We have a vehicle tracking system. We are using MySQL as database server. One TCP communicator fetches data from GPS device and inserts it into the database. Right now, we have 50 - 60 GPS devices communicating with the server. We have 4 GB RAM on the server. But still, the web-application which shows the data on maps, slowed down too much. How should we optimize the performance of our application?
Thanks, Saurabh
You need to profile your application to understand where the bottleneck is. Here are some generic tips.
- Roughly the total time for your page to load is a combination of 3 things: Time Spent on Server + Time spend on moving the data on the wire + Time taken by the browser to render. Measure how long each takes (use server side code to measure server time and you could use Chrome developer tools for the other 2)

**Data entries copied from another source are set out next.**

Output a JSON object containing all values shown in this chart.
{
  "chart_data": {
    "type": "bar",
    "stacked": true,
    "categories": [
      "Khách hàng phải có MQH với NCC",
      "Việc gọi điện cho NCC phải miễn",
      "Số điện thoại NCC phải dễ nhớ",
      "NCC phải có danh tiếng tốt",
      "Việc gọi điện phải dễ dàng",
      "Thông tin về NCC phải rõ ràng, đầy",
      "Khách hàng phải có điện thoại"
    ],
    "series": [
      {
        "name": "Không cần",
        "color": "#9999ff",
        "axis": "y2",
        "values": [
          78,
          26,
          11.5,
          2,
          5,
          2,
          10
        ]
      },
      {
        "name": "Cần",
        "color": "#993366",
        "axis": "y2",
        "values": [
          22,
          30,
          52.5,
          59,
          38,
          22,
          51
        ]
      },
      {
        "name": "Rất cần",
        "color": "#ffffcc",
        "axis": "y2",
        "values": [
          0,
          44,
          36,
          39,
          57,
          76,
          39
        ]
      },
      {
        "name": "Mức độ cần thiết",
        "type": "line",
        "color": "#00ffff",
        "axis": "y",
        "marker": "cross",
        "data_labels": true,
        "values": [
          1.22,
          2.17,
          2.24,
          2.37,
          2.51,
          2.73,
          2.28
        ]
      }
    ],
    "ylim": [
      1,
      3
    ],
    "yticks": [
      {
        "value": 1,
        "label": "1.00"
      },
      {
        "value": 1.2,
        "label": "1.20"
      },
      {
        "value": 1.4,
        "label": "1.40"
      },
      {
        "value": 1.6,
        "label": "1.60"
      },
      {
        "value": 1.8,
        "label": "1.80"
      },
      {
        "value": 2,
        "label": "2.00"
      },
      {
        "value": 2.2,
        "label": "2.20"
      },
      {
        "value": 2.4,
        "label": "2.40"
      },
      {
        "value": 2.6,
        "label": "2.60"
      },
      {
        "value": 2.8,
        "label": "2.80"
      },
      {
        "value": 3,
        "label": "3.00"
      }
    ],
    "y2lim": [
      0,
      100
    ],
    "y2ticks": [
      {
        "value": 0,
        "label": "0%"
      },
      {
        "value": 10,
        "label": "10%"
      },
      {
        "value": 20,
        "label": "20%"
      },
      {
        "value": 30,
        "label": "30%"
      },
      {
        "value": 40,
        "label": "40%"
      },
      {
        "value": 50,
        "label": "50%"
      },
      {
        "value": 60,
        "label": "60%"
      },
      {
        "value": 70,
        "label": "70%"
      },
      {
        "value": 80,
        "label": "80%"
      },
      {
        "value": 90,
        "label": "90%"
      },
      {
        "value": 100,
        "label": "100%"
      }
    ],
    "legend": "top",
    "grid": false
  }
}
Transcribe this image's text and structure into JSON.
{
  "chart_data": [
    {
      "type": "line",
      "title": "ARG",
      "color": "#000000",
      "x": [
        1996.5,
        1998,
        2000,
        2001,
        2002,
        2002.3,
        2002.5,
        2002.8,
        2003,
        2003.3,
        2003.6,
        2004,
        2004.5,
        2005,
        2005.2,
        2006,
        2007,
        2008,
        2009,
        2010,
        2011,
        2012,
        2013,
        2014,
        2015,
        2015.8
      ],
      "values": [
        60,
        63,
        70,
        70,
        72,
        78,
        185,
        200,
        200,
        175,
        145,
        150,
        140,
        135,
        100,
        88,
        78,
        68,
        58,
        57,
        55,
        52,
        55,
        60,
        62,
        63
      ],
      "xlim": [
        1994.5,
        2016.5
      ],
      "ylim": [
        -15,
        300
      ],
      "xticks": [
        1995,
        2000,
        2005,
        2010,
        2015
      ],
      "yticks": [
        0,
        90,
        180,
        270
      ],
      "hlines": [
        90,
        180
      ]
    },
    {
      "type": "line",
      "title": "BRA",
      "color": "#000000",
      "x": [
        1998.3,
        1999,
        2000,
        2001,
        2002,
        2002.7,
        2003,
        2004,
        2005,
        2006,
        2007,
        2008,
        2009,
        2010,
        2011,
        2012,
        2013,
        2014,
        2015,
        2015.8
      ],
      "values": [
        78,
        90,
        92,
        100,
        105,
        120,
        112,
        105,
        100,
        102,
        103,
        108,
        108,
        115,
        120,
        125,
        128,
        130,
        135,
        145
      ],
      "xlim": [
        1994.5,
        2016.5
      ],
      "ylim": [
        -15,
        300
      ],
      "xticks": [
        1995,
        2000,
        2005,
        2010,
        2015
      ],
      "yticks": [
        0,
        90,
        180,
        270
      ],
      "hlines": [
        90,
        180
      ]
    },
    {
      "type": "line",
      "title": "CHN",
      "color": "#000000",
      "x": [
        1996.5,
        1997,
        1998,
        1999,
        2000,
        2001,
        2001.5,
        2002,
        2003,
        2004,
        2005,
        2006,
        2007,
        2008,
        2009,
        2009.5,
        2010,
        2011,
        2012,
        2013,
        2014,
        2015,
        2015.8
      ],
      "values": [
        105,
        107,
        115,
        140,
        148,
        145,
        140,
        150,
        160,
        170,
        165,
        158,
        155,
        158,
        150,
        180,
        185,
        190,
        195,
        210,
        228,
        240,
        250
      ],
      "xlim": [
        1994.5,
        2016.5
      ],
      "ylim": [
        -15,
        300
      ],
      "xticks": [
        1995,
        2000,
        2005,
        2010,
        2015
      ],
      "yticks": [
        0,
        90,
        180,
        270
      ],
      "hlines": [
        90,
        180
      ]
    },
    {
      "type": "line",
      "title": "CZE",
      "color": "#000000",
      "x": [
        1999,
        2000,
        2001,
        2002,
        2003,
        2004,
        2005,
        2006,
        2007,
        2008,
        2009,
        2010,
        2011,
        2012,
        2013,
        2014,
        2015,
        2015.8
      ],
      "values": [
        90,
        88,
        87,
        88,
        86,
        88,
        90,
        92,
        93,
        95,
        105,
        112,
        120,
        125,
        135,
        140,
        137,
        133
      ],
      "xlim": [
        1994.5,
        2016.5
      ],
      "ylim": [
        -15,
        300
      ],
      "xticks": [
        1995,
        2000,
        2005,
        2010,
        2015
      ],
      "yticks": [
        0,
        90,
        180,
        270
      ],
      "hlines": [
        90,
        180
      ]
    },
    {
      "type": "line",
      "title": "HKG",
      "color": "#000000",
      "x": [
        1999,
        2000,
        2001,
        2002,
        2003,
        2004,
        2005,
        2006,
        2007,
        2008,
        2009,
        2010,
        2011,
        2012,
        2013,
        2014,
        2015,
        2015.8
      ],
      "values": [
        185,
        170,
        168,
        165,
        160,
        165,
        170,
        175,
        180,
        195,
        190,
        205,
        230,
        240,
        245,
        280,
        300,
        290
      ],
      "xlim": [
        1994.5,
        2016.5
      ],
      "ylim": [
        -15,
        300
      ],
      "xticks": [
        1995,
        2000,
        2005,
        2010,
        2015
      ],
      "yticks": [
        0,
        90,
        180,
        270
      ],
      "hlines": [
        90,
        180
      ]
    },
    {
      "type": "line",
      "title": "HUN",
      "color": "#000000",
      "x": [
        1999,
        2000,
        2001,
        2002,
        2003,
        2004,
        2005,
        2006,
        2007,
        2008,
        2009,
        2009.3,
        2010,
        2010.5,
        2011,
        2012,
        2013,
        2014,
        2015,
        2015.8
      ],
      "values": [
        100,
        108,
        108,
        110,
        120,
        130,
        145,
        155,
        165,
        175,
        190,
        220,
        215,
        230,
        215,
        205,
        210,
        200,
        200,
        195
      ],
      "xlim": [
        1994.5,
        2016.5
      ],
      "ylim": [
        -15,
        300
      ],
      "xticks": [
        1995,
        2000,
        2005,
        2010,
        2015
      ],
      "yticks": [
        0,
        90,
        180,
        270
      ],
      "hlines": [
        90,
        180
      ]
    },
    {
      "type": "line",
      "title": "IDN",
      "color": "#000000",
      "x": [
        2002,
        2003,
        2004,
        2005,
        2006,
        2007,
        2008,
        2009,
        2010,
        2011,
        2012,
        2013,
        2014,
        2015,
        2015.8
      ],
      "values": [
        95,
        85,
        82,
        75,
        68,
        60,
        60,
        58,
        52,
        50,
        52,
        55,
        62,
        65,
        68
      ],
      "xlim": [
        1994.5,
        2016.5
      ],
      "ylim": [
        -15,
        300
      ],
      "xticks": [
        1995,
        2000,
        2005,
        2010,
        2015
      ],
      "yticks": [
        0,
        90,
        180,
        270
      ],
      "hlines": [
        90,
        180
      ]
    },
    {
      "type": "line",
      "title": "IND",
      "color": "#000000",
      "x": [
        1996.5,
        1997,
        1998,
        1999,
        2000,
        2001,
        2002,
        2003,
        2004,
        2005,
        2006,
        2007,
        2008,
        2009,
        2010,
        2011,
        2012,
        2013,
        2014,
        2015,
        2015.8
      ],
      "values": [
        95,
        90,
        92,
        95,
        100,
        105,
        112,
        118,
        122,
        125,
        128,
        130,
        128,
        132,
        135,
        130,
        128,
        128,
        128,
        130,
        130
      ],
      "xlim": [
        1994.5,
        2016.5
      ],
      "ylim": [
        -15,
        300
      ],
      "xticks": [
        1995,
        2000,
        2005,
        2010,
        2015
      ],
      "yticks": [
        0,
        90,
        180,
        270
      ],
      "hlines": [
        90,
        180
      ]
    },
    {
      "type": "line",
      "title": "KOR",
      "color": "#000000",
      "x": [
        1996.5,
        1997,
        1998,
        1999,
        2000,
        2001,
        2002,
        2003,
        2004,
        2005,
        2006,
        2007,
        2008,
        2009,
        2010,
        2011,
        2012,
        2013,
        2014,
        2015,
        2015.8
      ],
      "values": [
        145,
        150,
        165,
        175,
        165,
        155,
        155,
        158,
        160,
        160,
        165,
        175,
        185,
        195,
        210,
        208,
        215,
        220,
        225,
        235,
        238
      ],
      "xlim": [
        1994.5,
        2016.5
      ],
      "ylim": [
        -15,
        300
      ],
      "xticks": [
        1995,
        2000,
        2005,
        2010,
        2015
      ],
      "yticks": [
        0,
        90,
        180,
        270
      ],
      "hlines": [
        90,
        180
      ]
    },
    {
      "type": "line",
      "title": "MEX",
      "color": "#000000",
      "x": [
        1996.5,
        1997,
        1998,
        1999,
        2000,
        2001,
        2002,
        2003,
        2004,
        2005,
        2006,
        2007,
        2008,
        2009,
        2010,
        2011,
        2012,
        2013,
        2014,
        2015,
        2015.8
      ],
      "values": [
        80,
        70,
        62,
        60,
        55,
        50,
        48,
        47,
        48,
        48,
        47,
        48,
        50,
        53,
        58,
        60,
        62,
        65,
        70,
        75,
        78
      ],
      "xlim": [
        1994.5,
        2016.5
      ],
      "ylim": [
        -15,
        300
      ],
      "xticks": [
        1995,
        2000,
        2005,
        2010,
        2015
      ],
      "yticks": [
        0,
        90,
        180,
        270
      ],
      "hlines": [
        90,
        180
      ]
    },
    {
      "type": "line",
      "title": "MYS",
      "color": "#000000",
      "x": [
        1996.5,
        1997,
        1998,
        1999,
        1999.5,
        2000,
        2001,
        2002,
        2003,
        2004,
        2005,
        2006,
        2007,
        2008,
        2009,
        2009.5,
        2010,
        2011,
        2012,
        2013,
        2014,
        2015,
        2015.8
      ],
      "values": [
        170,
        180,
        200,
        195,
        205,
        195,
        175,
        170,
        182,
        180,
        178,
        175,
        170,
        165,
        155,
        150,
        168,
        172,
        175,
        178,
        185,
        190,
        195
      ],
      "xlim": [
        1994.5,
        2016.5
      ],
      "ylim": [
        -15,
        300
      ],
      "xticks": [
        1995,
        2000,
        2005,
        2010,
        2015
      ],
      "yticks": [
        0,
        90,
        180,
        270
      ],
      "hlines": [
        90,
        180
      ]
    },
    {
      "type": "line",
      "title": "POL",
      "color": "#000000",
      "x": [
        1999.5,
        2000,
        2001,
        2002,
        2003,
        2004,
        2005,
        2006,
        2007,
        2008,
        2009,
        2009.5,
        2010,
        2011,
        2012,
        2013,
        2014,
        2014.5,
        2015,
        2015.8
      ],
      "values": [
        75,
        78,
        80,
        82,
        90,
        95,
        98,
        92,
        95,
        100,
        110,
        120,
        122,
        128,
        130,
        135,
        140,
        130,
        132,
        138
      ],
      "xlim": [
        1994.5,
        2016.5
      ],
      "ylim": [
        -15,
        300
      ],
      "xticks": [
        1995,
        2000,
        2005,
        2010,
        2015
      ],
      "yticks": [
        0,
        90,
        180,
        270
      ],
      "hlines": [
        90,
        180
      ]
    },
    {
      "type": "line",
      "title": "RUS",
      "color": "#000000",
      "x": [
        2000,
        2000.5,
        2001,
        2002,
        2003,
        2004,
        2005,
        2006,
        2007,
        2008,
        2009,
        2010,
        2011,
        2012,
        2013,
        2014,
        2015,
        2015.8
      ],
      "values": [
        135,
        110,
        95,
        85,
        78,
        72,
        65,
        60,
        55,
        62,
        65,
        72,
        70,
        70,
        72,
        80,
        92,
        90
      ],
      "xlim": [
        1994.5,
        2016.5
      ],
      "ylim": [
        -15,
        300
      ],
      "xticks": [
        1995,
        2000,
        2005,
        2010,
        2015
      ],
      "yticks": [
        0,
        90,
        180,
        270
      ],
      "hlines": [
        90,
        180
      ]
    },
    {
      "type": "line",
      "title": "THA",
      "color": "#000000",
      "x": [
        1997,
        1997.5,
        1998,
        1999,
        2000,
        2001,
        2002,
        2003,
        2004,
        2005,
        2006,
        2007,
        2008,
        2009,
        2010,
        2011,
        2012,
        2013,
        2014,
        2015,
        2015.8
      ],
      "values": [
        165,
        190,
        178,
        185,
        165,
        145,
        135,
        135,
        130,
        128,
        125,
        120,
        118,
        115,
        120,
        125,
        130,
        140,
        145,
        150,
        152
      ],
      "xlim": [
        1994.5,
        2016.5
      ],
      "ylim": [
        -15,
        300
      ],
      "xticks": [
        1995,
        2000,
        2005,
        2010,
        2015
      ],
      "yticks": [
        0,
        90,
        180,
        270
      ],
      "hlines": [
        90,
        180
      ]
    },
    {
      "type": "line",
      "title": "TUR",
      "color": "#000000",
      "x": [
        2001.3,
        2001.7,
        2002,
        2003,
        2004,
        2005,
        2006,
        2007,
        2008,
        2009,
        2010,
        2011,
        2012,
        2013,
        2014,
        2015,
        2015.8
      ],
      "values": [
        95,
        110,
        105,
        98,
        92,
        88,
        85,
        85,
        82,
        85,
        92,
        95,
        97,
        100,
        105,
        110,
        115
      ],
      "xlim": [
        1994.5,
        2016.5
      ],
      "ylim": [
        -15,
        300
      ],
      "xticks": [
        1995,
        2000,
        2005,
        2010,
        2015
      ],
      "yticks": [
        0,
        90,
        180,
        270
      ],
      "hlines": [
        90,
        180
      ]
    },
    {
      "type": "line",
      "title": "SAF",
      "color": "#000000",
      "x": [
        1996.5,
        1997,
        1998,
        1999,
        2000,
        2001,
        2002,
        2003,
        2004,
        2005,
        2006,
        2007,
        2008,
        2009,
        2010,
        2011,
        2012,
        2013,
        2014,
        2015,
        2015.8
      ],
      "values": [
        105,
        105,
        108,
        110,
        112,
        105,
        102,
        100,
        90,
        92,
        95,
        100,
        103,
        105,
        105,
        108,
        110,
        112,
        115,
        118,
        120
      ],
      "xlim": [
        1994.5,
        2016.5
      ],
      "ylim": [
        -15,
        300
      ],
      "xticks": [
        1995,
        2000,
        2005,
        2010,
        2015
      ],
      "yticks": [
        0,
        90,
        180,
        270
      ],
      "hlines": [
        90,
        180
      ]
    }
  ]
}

- Your server side bottleneck could be the amount of time it takes to read from your mysql database. If so, you could optimize your reads or use an in-memory cache which pulls data from your db at periodic intervals.
- If moving data on the wire is taking time, you could try using cofiguring gzip compression on your webserver and reducing the size of your page
- If your page render is taking time, take a look at your javascript. If using google maps, try reducing the number of points your are trying to plot in one shot
Unless you profile your app and identify where the main bottleneck is, it is difficult to give specific answers but hope this gets you started in the right direction
There could be loads of things, to name a view:
- Table-locking queries. Are you using InnoDB or MyISAM?
- Also, check the amount of connections you have and that are allowed
- Check if there is a difference between test and live: could it be the amount of data in your database
- Check the "slow queries" log.
- In general: check if it is the database, or check if it is the code that's slow.